Scott Waugh keeps the action going, and it’s a good thing, because without it, Need for Speed would be a terribly dull film to watch. With lines like “Racers should race, cops should eat doughnuts.” and “even worse than bus, bus, bus…?” Thank goodness Waugh was a stuntman, because I don’t know what this film would have done without him to distract the viewers with all the jumps, drifts, screeching, lifts, and crashes.
Need for Speed was shot in high definition on the Arri Alexa M with Cooke S4 lenses, the Arri Alexa Plus with Cooke S4, Angenieux Optimo and Canon EF Cinema lenses, the Black Magic Cinema camera, the Canon EOS C500 with Cooke S4, Angenieux Optimo and Canon EF Cinema lenses, the Canon EOS-1D C with Zeiss ZE and Canon EF Cinema lenses, the Go Pro HD Hero 3 and the View Factor Novo. The film did run in theatres in 3D, but it was not natively shot in 3D, and was in fact only a last minute 3D conversion. This transfer to Blu-ray of the original 2D HD source from Touchstone is flawless. This is pure reference quality material with a clean, crisp image, lots of detail, beautiful color saturation; the reds in those sports cars really pop. Flesh tones are as natural as can be as well.

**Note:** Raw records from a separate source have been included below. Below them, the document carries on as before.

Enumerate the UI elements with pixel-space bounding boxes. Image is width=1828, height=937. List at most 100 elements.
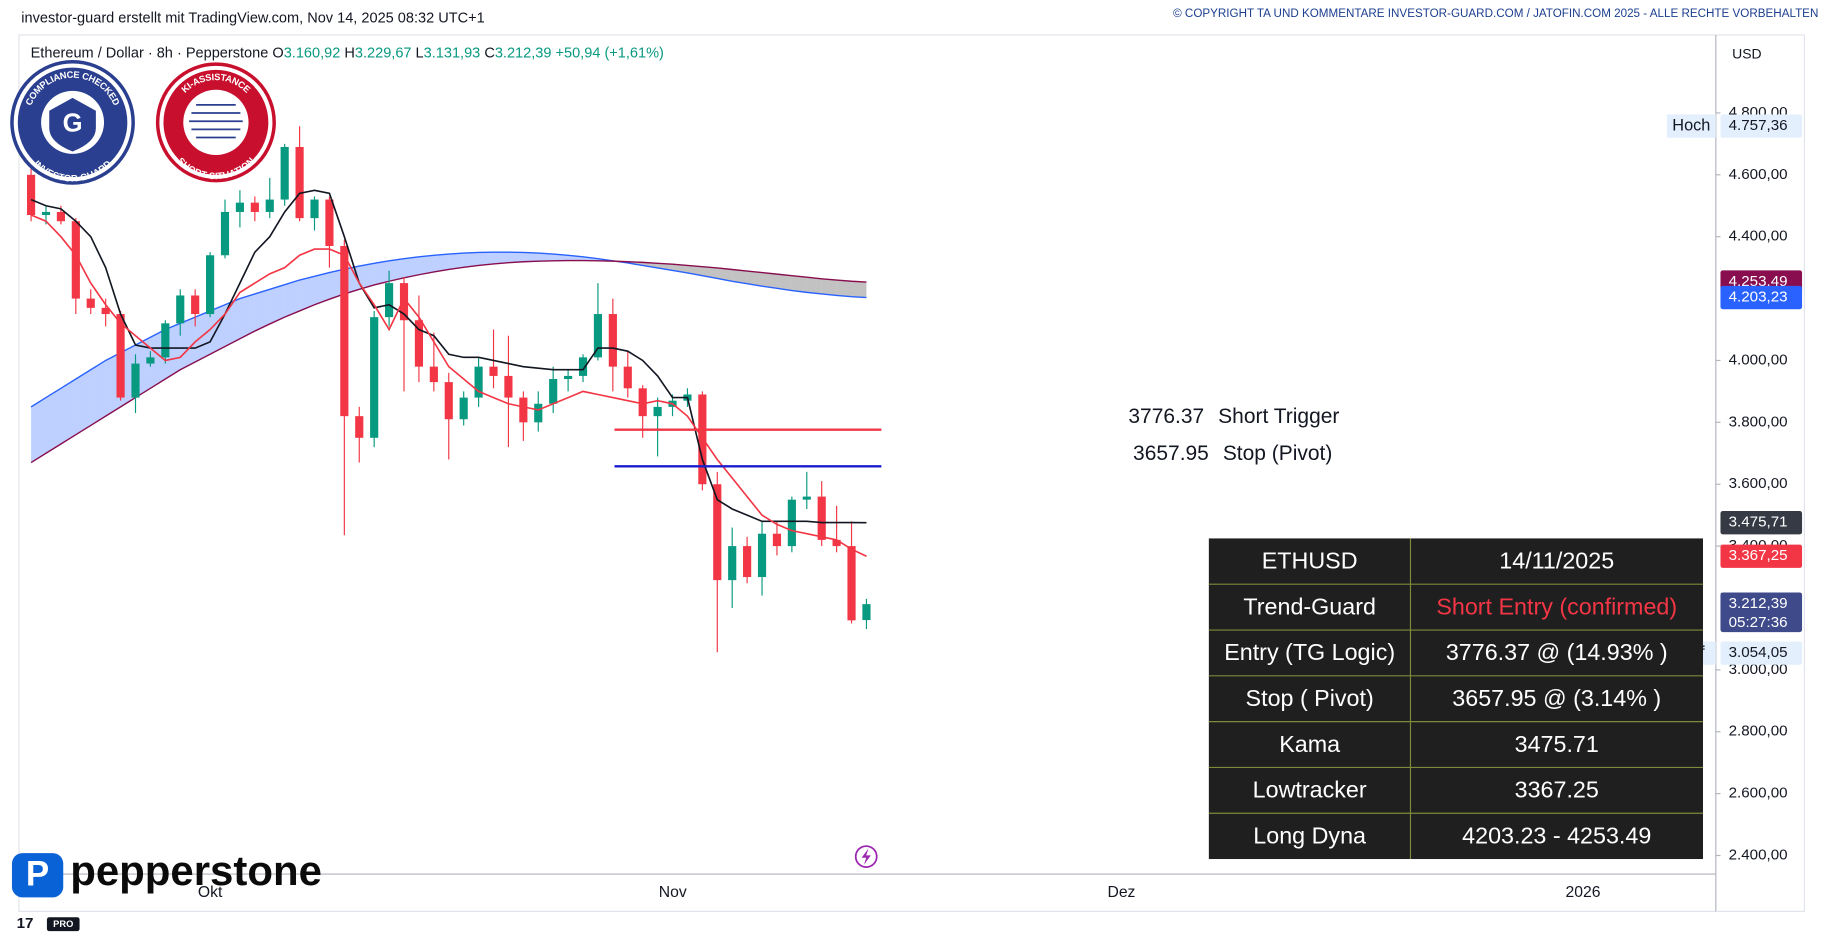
price-label: 3.054,05 [1729, 644, 1788, 661]
band-fill [791, 275, 807, 293]
event-icon[interactable] [854, 845, 878, 868]
brand-icon [11, 853, 64, 898]
band-fill [284, 280, 300, 318]
band-fill [418, 255, 434, 275]
band-fill [478, 252, 494, 266]
candle-body [280, 146, 289, 200]
candle-body [578, 357, 588, 376]
tv-badge-bg [46, 917, 80, 932]
candle-body [220, 211, 230, 256]
y-tick-label: 4.600,00 [1729, 166, 1788, 183]
candle-body [146, 357, 155, 364]
band-slow-line [30, 259, 867, 464]
candle-body [713, 484, 722, 581]
ohlc-value: 3.131,93 [424, 45, 481, 61]
candle-body [399, 283, 409, 321]
band-fill [836, 280, 852, 297]
y-tick-label: 3.000,00 [1729, 661, 1788, 678]
ohlc-value: 3.229,67 [355, 45, 412, 61]
band-fill [314, 272, 330, 305]
level-value: 3657.95 [1133, 442, 1209, 465]
band-fill [851, 281, 867, 298]
shield-letter: G [63, 109, 83, 137]
ohlc-value: 3.160,92 [284, 45, 341, 61]
y-tick-label: 4.000,00 [1729, 351, 1788, 368]
attribution: investor-guard erstellt mit TradingView.… [21, 10, 484, 26]
band-fill [448, 253, 464, 270]
price-tag-bg [1666, 114, 1716, 138]
candle-body [41, 211, 51, 216]
band-fill [433, 254, 449, 272]
candle-body [26, 174, 36, 216]
candle-body [623, 366, 632, 389]
currency: USD [1732, 45, 1762, 61]
band-fast-line [30, 251, 867, 408]
price-label-bg [1720, 641, 1803, 665]
band-fill [254, 289, 270, 332]
band-fill [45, 388, 61, 454]
candle-body [504, 375, 513, 398]
candle-body [295, 146, 304, 219]
band-fill [31, 397, 46, 463]
candle-body [459, 397, 468, 420]
table-cell: 3776.37 @ (14.93% ) [1446, 639, 1668, 665]
candle-body [116, 314, 125, 398]
price-label: 4.203,23 [1729, 289, 1788, 306]
indicator-line [30, 214, 867, 557]
price-label: 3.475,71 [1729, 514, 1788, 531]
candle-body [534, 403, 543, 423]
y-tick-label: 2.800,00 [1729, 723, 1788, 740]
x-tick-label: Dez [1107, 884, 1135, 901]
table-cell: Kama [1279, 731, 1340, 757]
candle-body [489, 366, 498, 376]
table-cell: 3475.71 [1515, 731, 1599, 757]
band-fill [463, 252, 479, 268]
band-fill [553, 254, 569, 261]
badge-inner [183, 89, 249, 156]
info-table [1208, 538, 1703, 860]
band-fill [239, 293, 255, 339]
candle-body [743, 546, 752, 578]
band-fill [747, 271, 763, 287]
price-label: 3.212,39 [1729, 595, 1788, 612]
band-fill [806, 277, 822, 294]
symbol-header: Ethereum / Dollar · 8h · Pepperstone O3.… [31, 45, 664, 61]
candle-body [385, 283, 394, 318]
band-fill [702, 266, 718, 279]
candle-body [131, 363, 140, 398]
indicator-line [30, 189, 867, 524]
candle-body [787, 499, 796, 547]
price-label-bg [1720, 592, 1803, 633]
price-label-sub: 05:27:36 [1729, 614, 1788, 631]
table-cell: Trend-Guard [1243, 593, 1376, 619]
price-label: 4.757,36 [1729, 117, 1788, 134]
table-cell: Short Entry (confirmed) [1436, 593, 1677, 619]
band-fill [732, 269, 748, 284]
candle-body [325, 199, 334, 246]
candle-body [653, 406, 662, 417]
ohlc-value: 3.212,39 [495, 45, 552, 61]
band-fill [538, 253, 554, 262]
x-tick-label: Nov [659, 884, 687, 901]
table-cell: Lowtracker [1253, 777, 1367, 803]
candle-body [191, 295, 200, 315]
level-name: Short Trigger [1218, 405, 1339, 428]
candle-body [444, 382, 453, 420]
band-fill [225, 298, 240, 347]
price-label: 4.253,49 [1729, 273, 1788, 290]
band-fill [269, 284, 285, 324]
candle-body [71, 221, 80, 299]
band-fill [776, 274, 792, 291]
band-fill [299, 276, 315, 311]
x-tick-label: 2026 [1565, 884, 1600, 901]
candle-body [608, 314, 617, 367]
candle-body [414, 320, 424, 367]
price-label-bg [1720, 511, 1803, 535]
band-fill [717, 267, 733, 282]
band-fill [90, 360, 106, 426]
shield-icon [49, 97, 96, 152]
band-fill [762, 272, 777, 289]
table-cell: Long Dyna [1253, 822, 1366, 848]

You won’t find any flaws here.
To go along with the beautiful image is a tremendously engaging DTS-HD Master Audio 7.1 (48kHz/24-bit) soundtrack that is everything you’d expect from a film like this. It roars, it rumbles, it places sounds everywhere. But, it’s dynamic. The film and its sound mixers don’t keep everything at a constantly loud level, there’s always some downtime for your ears to catch up, so to speak. Not only that, but the high end is smooth and relaxed, so those roaring and rumbling engine sounds and explosions – and even a few gunshots – are never too sharp. The lows are also quite extended. Also, never worry, even with all the action, the dialogue is kept nicely above the fray, clean, and intelligible.
Just in case you need a little bit more of the action, these featurettes offer up some behind the scenes looks at the filmmaking process with some interviews, outtakes and more, plus we get a commentary.
- iTunes Digital Copy & UltraViolet
- Capturing Speed: Making an Authentic Car Movie (1.78:1; 1080p/24; 00:09:45)
- Ties that Bind (1.78:1; 1080p/24; 00:12:04)
- The Circus is in Town (1.78:1; 1080p/24; 00:10:50)
- Audio Commentary by director Scott Waugh and actor Aaron Paul
- Monarch & Maverick Outtakes (1.78:1; 1080p/24; 00:01:43)
- Deleted Scenes (1080p/24; 00:05:09):
- Pole Position
- Princess Julia
- Salt Flats
- Jailhouse Dance Party – Extended Scene
- The Sound of Need for Speed (1.78:1; 1080p/24; 00:09:25)
- Need for Speed Rivals Trailer (1.78:1; 1080p/24; 00:01:25)
- “B-Camera” Crash Footage Compilation narrated by Scott Waugh (Easter Egg)
The Definitive Word
Need for Speed defies logic and has an awful script, but, then, it is sourced from a video game that was never intended to be a cinematic piece to begin with. Let me get a hard right out of the theater please?! However, this one, as poor as it is, does make for an astoundingly good home theatre experience, go figure.